Reputation: 22937
Consider a SAAS provider offering landing pages for user. The pages are hosted under the provider's domain: https://landingpagesinc.com/myname
Now lets consider the provider wants to allow users add their GA tracking ID i.e. G-XXXXXX
.
How does the provider facilitate this ?
Do they simply add the GA SDK with the user provided tracking id ? If so, does Google do any domain whitelisting ? If they don't, anyone could add any measurement ID to any website. If they do, then how come these providers do the tracking on behalf of the user as the tracking is coming from the provider's domain and not the user's domain ?
Upvotes: 0
Views: 41
Reputation: 8081
Besides Google, there are many other vendors to conduct tracking. Even if it's just Google, there are multiple ways to deploy tracking.
What a normal landing page SAAS would have to do is allow the clients to deploy any kind of custom JS onto the landings. Whether it's tracking or not is not important. I would definitely not touch a landing that would not allow that. The ability to properly measure the efficiency of ad campaigns by deploying pixels is critical for marketing. That implies the need for free eval. or a tag management system like GTM, which is essentially the same but in GUI.
Some less agile SAASes, especially the web3.0ish b2b solutions would often allow partners enter their GTM ids and then deploy their GTMs on the pages for them. An example would be say Cirque Du Soleil wanting to sell tickets from some generic local ticket aggregator. The aggregator will allow them to make their own landings within the aggregator's site and allow them deploy their GTM there to conduct the tracking as they see fit. Usually it is expected that an aggregator like this would also provide some essential dataLayer events for GTM to hook into.
When the SAAS has no trust in their clients' competency, which is common for b2c SAASes, then yes, they would typically limit the tracking options to asking the clients for their measurement id. That's very primitive though. That's probably Etsy's or Amazon's level unless they provide their own analytics instead. The trouble with GTM is that it has the power of eval. Direct GA implementations are way more limited, but they don't give the power of eval to the customers. Obviously, it's more important to Etsy or Amazon to maintain their brand image than to give the sellers the power to analyze. Eval would have allowed them to do nearly anything to their landings.

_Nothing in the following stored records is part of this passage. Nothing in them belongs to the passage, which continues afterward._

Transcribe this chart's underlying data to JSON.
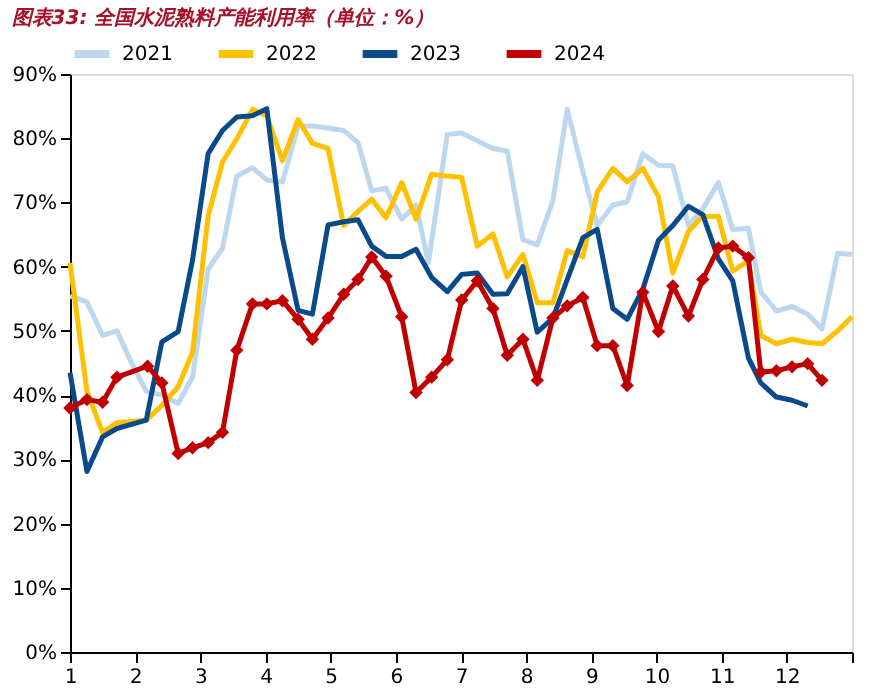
{
  "chart_data": {
    "type": "line",
    "title": "图表33: 全国水泥熟料产能利用率（单位：%）",
    "xlim": [
      1,
      13
    ],
    "xticks": [
      1,
      2,
      3,
      4,
      5,
      6,
      7,
      8,
      9,
      10,
      11,
      12,
      {
        "value": 13,
        "label": null
      }
    ],
    "ylim": [
      0,
      90
    ],
    "yticks": [
      {
        "value": 0,
        "label": "0%"
      },
      {
        "value": 10,
        "label": "10%"
      },
      {
        "value": 20,
        "label": "20%"
      },
      {
        "value": 30,
        "label": "30%"
      },
      {
        "value": 40,
        "label": "40%"
      },
      {
        "value": 50,
        "label": "50%"
      },
      {
        "value": 60,
        "label": "60%"
      },
      {
        "value": 70,
        "label": "70%"
      },
      {
        "value": 80,
        "label": "80%"
      },
      {
        "value": 90,
        "label": "90%"
      }
    ],
    "grid": false,
    "legend": "top",
    "series": [
      {
        "name": "2021",
        "color": "#bdd7ee",
        "marker": "none",
        "x": [
          1,
          1.26,
          1.5,
          1.72,
          1.94,
          2.17,
          2.41,
          2.66,
          2.88,
          3.12,
          3.34,
          3.56,
          3.8,
          4.02,
          4.26,
          4.5,
          4.72,
          4.96,
          5.2,
          5.42,
          5.63,
          5.85,
          6.09,
          6.31,
          6.5,
          6.79,
          7.01,
          7.25,
          7.49,
          7.71,
          7.95,
          8.17,
          8.41,
          8.63,
          8.87,
          9.09,
          9.33,
          9.55,
          9.79,
          10.03,
          10.25,
          10.49,
          10.71,
          10.95,
          11.17,
          11.41,
          11.6,
          11.84,
          12.08,
          12.32,
          12.54,
          12.78,
          13.0
        ],
        "values": [
          55.4,
          54.5,
          49.3,
          50,
          45.1,
          40.6,
          40,
          38.7,
          42.8,
          59.6,
          62.9,
          74.1,
          75.4,
          73.5,
          73.2,
          81.9,
          81.9,
          81.6,
          81.2,
          79.3,
          71.8,
          72.2,
          67.4,
          69.6,
          60.6,
          80.6,
          80.8,
          79.6,
          78.4,
          78,
          64.2,
          63.4,
          70.3,
          84.5,
          74.8,
          66.4,
          69.6,
          70.1,
          77.6,
          75.8,
          75.7,
          66.4,
          69,
          73.1,
          65.8,
          66,
          56.1,
          53.1,
          53.8,
          52.6,
          50.3,
          62.1,
          61.9
        ]
      },
      {
        "name": "2022",
        "color": "#ffc000",
        "marker": "none",
        "x": [
          1,
          1.26,
          1.5,
          1.72,
          2.17,
          2.41,
          2.66,
          2.88,
          3.12,
          3.34,
          3.56,
          3.8,
          4.02,
          4.26,
          4.5,
          4.72,
          4.96,
          5.2,
          5.42,
          5.63,
          5.85,
          6.09,
          6.31,
          6.55,
          6.79,
          7.01,
          7.25,
          7.49,
          7.71,
          7.95,
          8.17,
          8.41,
          8.63,
          8.87,
          9.09,
          9.33,
          9.55,
          9.79,
          10.03,
          10.25,
          10.49,
          10.71,
          10.95,
          11.17,
          11.41,
          11.6,
          11.84,
          12.08,
          12.32,
          12.54,
          12.78,
          13.0
        ],
        "values": [
          60.6,
          40.6,
          34.2,
          35.7,
          36.1,
          38.4,
          41.3,
          46.7,
          67.9,
          76.3,
          79.9,
          84.5,
          83.5,
          76.5,
          82.9,
          79.2,
          78.4,
          66.4,
          68.6,
          70.5,
          67.6,
          73.1,
          67.4,
          74.4,
          74.1,
          73.9,
          63.2,
          65.1,
          58.4,
          61.9,
          54.4,
          54.4,
          62.5,
          61.5,
          71.6,
          75.3,
          73.2,
          75.3,
          70.9,
          59,
          65.5,
          67.8,
          67.8,
          59.3,
          60.9,
          49.3,
          48,
          48.7,
          48.2,
          48,
          50,
          52.2
        ]
      },
      {
        "name": "2023",
        "color": "#0b4a8a",
        "marker": "none",
        "x": [
          1,
          1.26,
          1.5,
          1.72,
          2.17,
          2.41,
          2.66,
          2.88,
          3.12,
          3.34,
          3.56,
          3.8,
          4.02,
          4.26,
          4.5,
          4.72,
          4.96,
          5.2,
          5.42,
          5.63,
          5.85,
          6.09,
          6.31,
          6.55,
          6.79,
          7.01,
          7.25,
          7.49,
          7.71,
          7.95,
          8.17,
          8.41,
          8.63,
          8.87,
          9.09,
          9.33,
          9.55,
          9.79,
          10.03,
          10.25,
          10.49,
          10.71,
          10.95,
          11.17,
          11.41,
          11.6,
          11.84,
          12.08,
          12.32
        ],
        "values": [
          43.5,
          28.1,
          33.5,
          34.8,
          36.1,
          48.3,
          49.9,
          61,
          77.6,
          81.2,
          83.3,
          83.5,
          84.6,
          64.5,
          53.2,
          52.6,
          66.5,
          67,
          67.3,
          63.2,
          61.6,
          61.6,
          62.7,
          58.3,
          56.1,
          58.8,
          59,
          55.7,
          55.8,
          60,
          49.8,
          52,
          58,
          64.5,
          65.8,
          53.5,
          51.8,
          56.5,
          64.1,
          66.4,
          69.4,
          68.1,
          61.2,
          57.8,
          45.8,
          41.9,
          39.7,
          39.2,
          38.3
        ]
      },
      {
        "name": "2024",
        "color": "#c00000",
        "marker": "diamond",
        "x": [
          1,
          1.26,
          1.5,
          1.72,
          2.19,
          2.41,
          2.66,
          2.88,
          3.12,
          3.34,
          3.56,
          3.8,
          4.02,
          4.26,
          4.5,
          4.72,
          4.96,
          5.2,
          5.42,
          5.63,
          5.85,
          6.09,
          6.31,
          6.55,
          6.79,
          7.01,
          7.25,
          7.49,
          7.71,
          7.95,
          8.17,
          8.41,
          8.63,
          8.87,
          9.09,
          9.33,
          9.55,
          9.79,
          10.03,
          10.25,
          10.49,
          10.71,
          10.95,
          11.17,
          11.41,
          11.6,
          11.84,
          12.08,
          12.32,
          12.54
        ],
        "values": [
          38,
          39.3,
          38.9,
          42.8,
          44.5,
          41.9,
          30.9,
          31.8,
          32.6,
          34.2,
          47,
          54.2,
          54.2,
          54.7,
          51.8,
          48.7,
          52,
          55.7,
          58,
          61.5,
          58.5,
          52.2,
          40.4,
          42.8,
          45.5,
          54.8,
          57.8,
          53.5,
          46.2,
          48.7,
          42.3,
          52,
          53.9,
          55.2,
          47.7,
          47.7,
          41.5,
          56,
          49.9,
          57,
          52.3,
          58,
          62.9,
          63.2,
          61.4,
          43.6,
          43.8,
          44.4,
          44.9,
          42.3
        ]
      }
    ]
  }
}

Another example is Unbounce. Unbounce doesn't really care if the customer breaks a landing since the customer pays for it. They don't lose anything from that, so they allow custom JS or GTM on their landings. Same can be said about the web3.0 paid hostings like shopify. Deploy away.
Yes, google tracking scripts don't do intentional whitelisting by domain. However, hostname is one of the dimensions that are normally automatically tracked, so it becomes a trivial task to filter out unwanted domains from particular reports. Still, even if the customer doesn't want to mix their first-party data with some vendor's data, it's free to create as many GA properties as one needs and generate new measurement ids for vendors.
When you create a web property in GA, you're prompted to set the domain, but that's mostly to be able to make paths clickable from reports. And yes, it will be a bit messy when there's more than one domain sending the data. But everyone got used to that.